Introduction
Overview
Teaching: 10 min
Exercises: 0 minQuestions
What are the basic principles for using spreadsheets for good data organisation?
Objectives
Describe best practices for organising data so that computers can make the best use of it for data analysis.
Spreadsheet programs
Good data organisation is the foundation of any research project that relies on data analysis - it is of paramount importance to get this first step right in order to avoid time-consuming “data wrangling” and “data cleaning” further down the line. Most researchers have data in spreadsheets or use spreadsheets for data entry. Spreadsheet programs are good for data entry and provide very useful graphical interfaces for handling basic data quality control functions. Spreadsheets can provide a lot of functionality that researchers need:
- Data entry
- Organising data
- Subsetting and sorting data
- Statistics
- Plotting
Many spreadsheet programs are available. Most researchers utilise Excel as their primary spreadsheet program (this lesson will make use of Excel examples), but free spreadsheet programs exist, including LibreOffice, Gnumeric, OpenOffice.org or Google Spreadsheets. Commands may differ a bit between programs, but the general idea is the same.
What’s wrong with spreadsheets?
The intricacies of spreadsheets make it hard to reproduce analysis and very difficult to spot and correct errors. Sometimes this is due to human error (you will learn how to avoid some of them); at other times it is due to the spreadsheet program itself: how many times have you accidentally done something in a spreadsheet that caused a problem (or just made you frustrated)? You are not alone! For example, 20% of genetics papers contain errors due to Excel converting gene names to calendar dates.
- Data analysis in spreadsheets requires a lot of manual work. If you change a parameter or want to use a new dataset, you have to reproduce every action by hand or meticulously copy all the formulas to a new spreadsheet. This is laborious and error-prone. (You can shortcut some of this work with macros… but see the next point.)

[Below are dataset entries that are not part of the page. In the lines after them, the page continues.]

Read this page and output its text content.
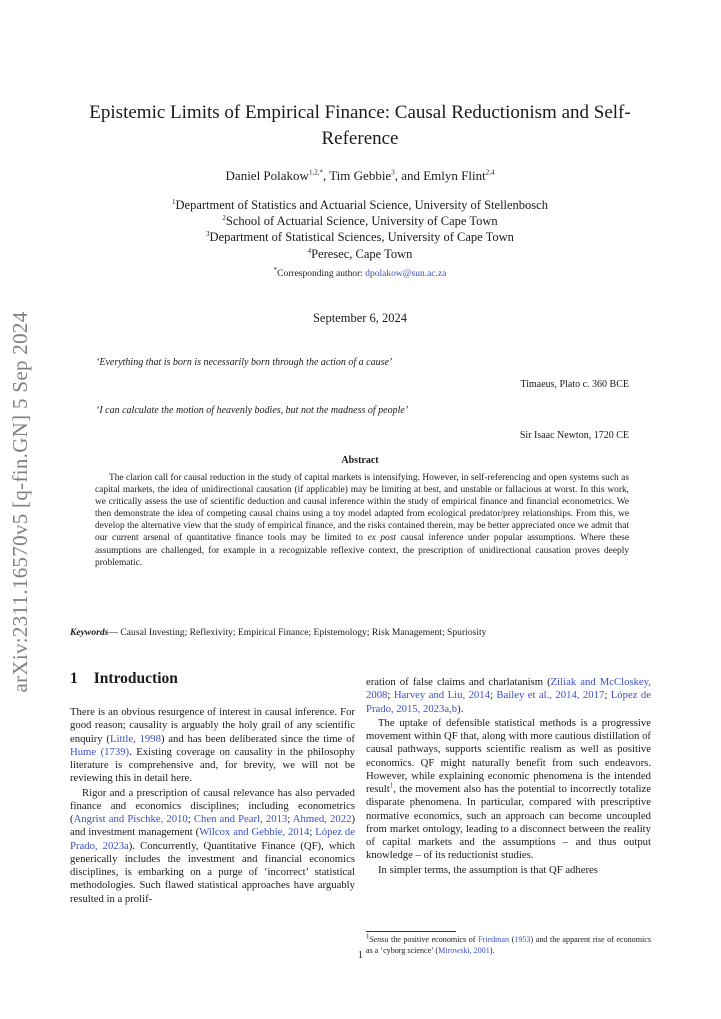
arXiv:2311.16570v5 [q-fin.GN] 5 Sep 2024
Epistemic Limits of Empirical Finance: Causal Reductionism and Self-Reference
Daniel Polakow$^{1,2,*}$, Tim Gebbie$^3$, and Emlyn Flint$^{2,4}$
$^1$Department of Statistics and Actuarial Science, University of Stellenbosch
$^2$School of Actuarial Science, University of Cape Town
$^3$Department of Statistical Sciences, University of Cape Town
$^4$Peresec, Cape Town
*Corresponding author: dpolakow@sun.ac.za
September 6, 2024
‘Everything that is born is necessarily born through the action of a cause’
Timaeus, Plato c. 360 BCE
‘I can calculate the motion of heavenly bodies, but not the madness of people’
Sir Isaac Newton, 1720 CE
Abstract
The clarion call for causal reduction in the study of capital markets is intensifying. However, in self-referencing and open systems such as capital markets, the idea of unidirectional causation (if applicable) may be limiting at best, and unstable or fallacious at worst. In this work, we critically assess the use of scientific deduction and causal inference within the study of empirical finance and financial econometrics. We then demonstrate the idea of competing causal chains using a toy model adapted from ecological predator/prey relationships. From this, we develop the alternative view that the study of empirical finance, and the risks contained therein, may be better appreciated once we admit that our current arsenal of quantitative finance tools may be limited to ex post causal inference under popular assumptions. Where these assumptions are challenged, for example in a recognizable reflexive context, the prescription of unidirectional causation proves deeply problematic.
Keywords— Causal Investing; Reflexivity; Empirical Finance; Epistemology; Risk Management; Spuriosity
1 Introduction

There is an obvious resurgence of interest in causal inference. For good reason; causality is arguably the holy grail of any scientific enquiry (Little, 1998) and has been deliberated since the time of Hume (1739). Existing coverage on causality in the philosophy literature is comprehensive and, for brevity, we will not be reviewing this in detail here.

Rigor and a prescription of causal relevance has also pervaded finance and economics disciplines; including econometrics (Angrist and Pischke, 2010; Chen and Pearl, 2013; Ahmed, 2022) and investment management (Wilcox and Gebbie, 2014; López de Prado, 2023a). Concurrently, Quantitative Finance (QF), which generically includes the investment and financial economics disciplines, is embarking on a purge of ‘incorrect’ statistical methodologies. Such flawed statistical approaches have arguably resulted in a prolif-

eration of false claims and charlatanism (Ziliak and McCloskey, 2008; Harvey and Liu, 2014; Bailey et al., 2014, 2017; López de Prado, 2015, 2023a,b).

The uptake of defensible statistical methods is a progressive movement within QF that, along with more cautious distillation of causal pathways, supports scientific realism as well as positive economics. QF might naturally benefit from such endeavors. However, while explaining economic phenomena is the intended result$^1$, the movement also has the potential to incorrectly totalize disparate phenomena. In particular, compared with prescriptive normative economics, such an approach can become uncoupled from market ontology, leading to a disconnect between the reality of capital markets and the assumptions – and thus output knowledge – of its reductionist studies.

In simpler terms, the assumption is that QF adheres

$^1$Sensu the positive economics of Friedman (1953) and the apparent rise of economics as a ‘cyborg science’ (Mirowski, 2001).
1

- There is no natural “starting point” for an analysis in a spreadsheet as it can happen in any cell. Some formulas depend on formulas in other cells being evaluated and values calculated prior to their execution. This makes it difficult to follow, track or reproduce analysis in spreadsheets.
- The reasoning behind the analysis is opaque in spreadsheets, which becomes a problem if someone asks to reproduce your analysis, if you inherit someone else’s spreadsheet, or even if you want to go back to review your own work in a spreadsheet.
- There are better tools for data analysis, e.g. writing a Python or an R script. While these are not error-proof (nothing is!), they are much more readable and easier to analyse, test and verify by yourself and others.
Using spreadsheets for data organisation, entry and cleaning
During this lesson, you will:
- Implement best practices in organising tabular data (that is, data organised in rows and columns)
- Identify and address common formatting mistakes
- Understand approaches for handling dates in spreadsheets
- Utilise basic quality control to validate data on input and limit incorrect data entry
- Learn some features of spreadsheet programs to check your data quality and how to clean your data before importing it into a statistical analysis program
- Learn overall good data organisation practices
Key Points
Good data organisation is the foundation of any research project.